Whether man's happiness consists in fame or glory?
It would seem that man's happiness consists in glory.
For happiness seems to consist in that which is paid to the saints for the trials they have undergone in the world.
But this is glory: for the Apostle says (Rom. 8:18): "The sufferings of this time are not worthy to be compared with the glory to come, that shall be revealed in us."
Therefore happiness consists in glory.
Further, good is diffusive of itself, as stated by Dionysius (Div. Nom. iv).
But man's good is spread abroad in the knowledge of others by glory more than by anything else: since, according to Ambrose [* Augustine, Contra Maxim. Arian. ii. 13], glory consists "in being well known and praised."
Therefore man's happiness consists in glory.
Further, happiness is the most enduring good.
Now this seems to be fame or glory; because by this men attain to eternity after a fashion.
Hence Boethius says (De Consol. ii): "You seem to beget unto yourselves eternity, when you think of your fame in future time."
Therefore man's happiness consists in fame or glory.
On the contrary,
Happiness is man's true good.
But it happens that fame or glory is false: for as Boethius says (De Consol. iii), "many owe their renown to the lying reports spread among the people. Can anything be more shameful? For those who receive false fame, must needs blush at their own praise."
Therefore man's happiness does not consist in fame or glory.
I answer that,
Man's happiness cannot consist in human fame or glory.
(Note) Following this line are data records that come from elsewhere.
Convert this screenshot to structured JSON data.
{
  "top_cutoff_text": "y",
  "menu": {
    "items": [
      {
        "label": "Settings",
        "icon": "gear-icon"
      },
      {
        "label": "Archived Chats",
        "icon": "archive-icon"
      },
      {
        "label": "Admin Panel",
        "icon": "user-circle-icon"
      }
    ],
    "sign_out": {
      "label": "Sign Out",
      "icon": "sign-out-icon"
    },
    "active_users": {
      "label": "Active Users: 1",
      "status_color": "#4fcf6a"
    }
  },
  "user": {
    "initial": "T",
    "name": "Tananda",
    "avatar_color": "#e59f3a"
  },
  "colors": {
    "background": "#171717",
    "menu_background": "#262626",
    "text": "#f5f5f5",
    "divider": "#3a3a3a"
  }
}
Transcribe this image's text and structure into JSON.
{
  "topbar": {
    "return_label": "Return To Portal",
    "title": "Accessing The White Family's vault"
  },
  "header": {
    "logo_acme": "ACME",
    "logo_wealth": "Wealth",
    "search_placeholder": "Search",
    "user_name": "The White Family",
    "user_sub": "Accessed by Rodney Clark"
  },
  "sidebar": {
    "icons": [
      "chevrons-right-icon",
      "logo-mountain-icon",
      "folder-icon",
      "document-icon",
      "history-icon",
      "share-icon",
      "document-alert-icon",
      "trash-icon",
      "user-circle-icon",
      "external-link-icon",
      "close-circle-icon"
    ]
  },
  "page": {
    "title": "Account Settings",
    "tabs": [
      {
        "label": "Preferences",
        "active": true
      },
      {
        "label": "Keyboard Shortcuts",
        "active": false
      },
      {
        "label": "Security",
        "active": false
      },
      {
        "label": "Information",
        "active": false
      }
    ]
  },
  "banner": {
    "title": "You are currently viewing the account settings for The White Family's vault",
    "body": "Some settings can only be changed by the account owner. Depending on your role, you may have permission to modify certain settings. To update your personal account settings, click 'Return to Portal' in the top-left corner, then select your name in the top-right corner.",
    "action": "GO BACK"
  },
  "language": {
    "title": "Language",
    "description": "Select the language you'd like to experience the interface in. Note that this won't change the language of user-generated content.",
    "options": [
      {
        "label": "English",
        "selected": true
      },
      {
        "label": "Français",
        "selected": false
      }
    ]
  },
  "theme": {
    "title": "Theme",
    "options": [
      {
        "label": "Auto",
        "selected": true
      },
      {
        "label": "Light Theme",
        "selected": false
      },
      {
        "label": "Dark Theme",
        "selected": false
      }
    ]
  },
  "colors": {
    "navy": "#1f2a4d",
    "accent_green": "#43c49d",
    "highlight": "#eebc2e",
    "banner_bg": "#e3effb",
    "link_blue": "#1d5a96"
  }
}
For glory consists "in being well known and praised," as Ambrose [* Augustine, Contra Maxim. Arian. ii, 13] says.
Now the thing known is related to human knowledge otherwise than to God's knowledge: for human knowledge is caused by the things known, whereas God's knowledge is the cause of the things known.
Wherefore the perfection of human good, which is called happiness, cannot be caused by human knowledge: but rather human knowledge of another's happiness proceeds from, and, in a fashion, is caused by, human happiness itself, inchoate or perfect.
Consequently man's happiness cannot consist in fame or glory.
On the other hand, man's good depends on God's knowledge as its cause.
And therefore man's beatitude depends, as on its cause, on the glory which man has with God; according to Ps. 90:15, 16: "I will deliver him, and I will glorify him; I will fill him with length of days, and I will show him my salvation."
Furthermore, we must observe that human knowledge often fails, especially in contingent singulars, such as are human acts.
For this reason human glory is frequently deceptive.
But since God cannot be deceived, His glory is always true; hence it is written (2 Cor. 10:18): "He... is approved... whom God commendeth."
Reply to Objection 1:
The Apostle speaks, then, not of the glory which is with men, but of the glory which is from God, with His Angels.
Hence it is written (Mk. 8:38): "The Son of Man shall confess him in the glory of His Father, before His angels" [* St. Thomas joins Mk. 8:38 with Lk. 12:8 owing to a possible variant in his text, or to the fact that he was quoting from memory].
Reply to Objection 2:
A man's good which, through fame or glory, is in the knowledge of many, if this knowledge be true, must needs be derived from good existing in the man himself: and hence it presupposes perfect or inchoate happiness.
But if the knowledge be false, it does not harmonize with the thing: and thus good does not exist in him who is looked upon as famous.
Hence it follows that fame can nowise make man happy.
Reply to Objection 3:
Fame has no stability; in fact, it is easily ruined by false report.
And if sometimes it endures, this is by accident.
But happiness endures of itself, and for ever.